Closer to home Brexit is a potentially large and erratic risk. The Brexit is a fact, but now all substantive agreements must be made in the coming months. Do those have logistical consequences? We will of course inform you about this if this is the case. A crucial signal for the logistics sector that we are already receiving is that the English government is committed to 100% monitoring of all flows of goods to the UK. Again, an external storm, the consequences of which may influence SILS customers. However, this only concerns one stream (to the UK). Conversely, there is a greater effect. Because if that development continues, mainland Europe from the UK will be very difficult to supply for clients. That is why we receive several specific requests from parties who are now based in the UK who are considering relocating their warehouses in the UK to Europe. With this they consider supplying Europe from the mainland. Their motivation is simple: as a result of the relocation of their logistics activities, they will only have a logistic challenge to the UK instead of all countries in Europe.

More focus on Cargo and Customs

An internal development at SILS that I would like to inform you about is the emphasis that we are currently putting on two activities: Cargo and Customs.
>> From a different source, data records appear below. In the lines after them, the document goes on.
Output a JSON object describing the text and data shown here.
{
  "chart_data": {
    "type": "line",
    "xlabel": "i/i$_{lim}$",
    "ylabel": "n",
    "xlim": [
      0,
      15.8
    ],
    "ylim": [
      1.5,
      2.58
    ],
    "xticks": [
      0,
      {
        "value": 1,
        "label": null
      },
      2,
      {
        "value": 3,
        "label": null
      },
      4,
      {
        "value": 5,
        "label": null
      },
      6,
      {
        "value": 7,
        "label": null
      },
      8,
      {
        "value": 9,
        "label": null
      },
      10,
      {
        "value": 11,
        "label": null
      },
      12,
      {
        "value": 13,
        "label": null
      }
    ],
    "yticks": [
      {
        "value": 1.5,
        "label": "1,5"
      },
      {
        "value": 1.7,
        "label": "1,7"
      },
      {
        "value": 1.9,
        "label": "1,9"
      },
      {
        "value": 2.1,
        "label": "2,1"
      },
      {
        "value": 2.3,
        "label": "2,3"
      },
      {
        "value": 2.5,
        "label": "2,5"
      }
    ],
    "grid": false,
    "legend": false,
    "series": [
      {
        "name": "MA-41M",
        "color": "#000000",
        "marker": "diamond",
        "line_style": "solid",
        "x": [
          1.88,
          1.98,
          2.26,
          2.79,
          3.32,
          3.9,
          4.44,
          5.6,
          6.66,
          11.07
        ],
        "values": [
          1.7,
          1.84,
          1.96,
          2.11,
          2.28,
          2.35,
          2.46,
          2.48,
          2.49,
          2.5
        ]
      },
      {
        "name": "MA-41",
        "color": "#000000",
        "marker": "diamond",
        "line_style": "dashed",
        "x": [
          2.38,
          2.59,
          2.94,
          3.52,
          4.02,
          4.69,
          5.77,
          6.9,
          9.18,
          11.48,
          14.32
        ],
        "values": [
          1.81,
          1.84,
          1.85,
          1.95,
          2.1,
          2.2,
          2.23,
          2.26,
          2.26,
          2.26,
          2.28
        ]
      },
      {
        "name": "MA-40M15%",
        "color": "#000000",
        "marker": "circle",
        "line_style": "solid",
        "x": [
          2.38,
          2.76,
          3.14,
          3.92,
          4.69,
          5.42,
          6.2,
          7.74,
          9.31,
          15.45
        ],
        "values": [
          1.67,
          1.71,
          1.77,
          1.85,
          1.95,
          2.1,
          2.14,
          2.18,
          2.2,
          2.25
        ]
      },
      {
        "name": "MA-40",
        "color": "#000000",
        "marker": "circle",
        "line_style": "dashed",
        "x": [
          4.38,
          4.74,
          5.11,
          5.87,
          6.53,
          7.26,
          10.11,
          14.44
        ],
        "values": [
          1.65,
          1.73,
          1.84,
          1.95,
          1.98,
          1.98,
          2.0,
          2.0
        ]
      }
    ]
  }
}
For Cargo, China is and will remain an important growth market with the cargo handling activity. In addition, there are numerous other options on all modalities (air, sea, road & rail). For Customs, we suspect that our customs department is mainly seen by clients as an additional activity for accommodating their logistics with SILS. While our expertise can also be used by clients as an independent core activity of SILS without us “doing” their other logistics. This means that we will profile our expertise as a separate forwarder, both in the area of ​​customs and cargo, in the coming period. Our Cargo and Customs specialist, Jens Stevens, will focus on this in the coming period and will also have more room for this since he has been relieved to a large extent by the appointment of our Director Warehouse Operations.

In short, restless outside, balanced inside. At least for now. Because new external factors that we must deal with can arise every day from all wind directions!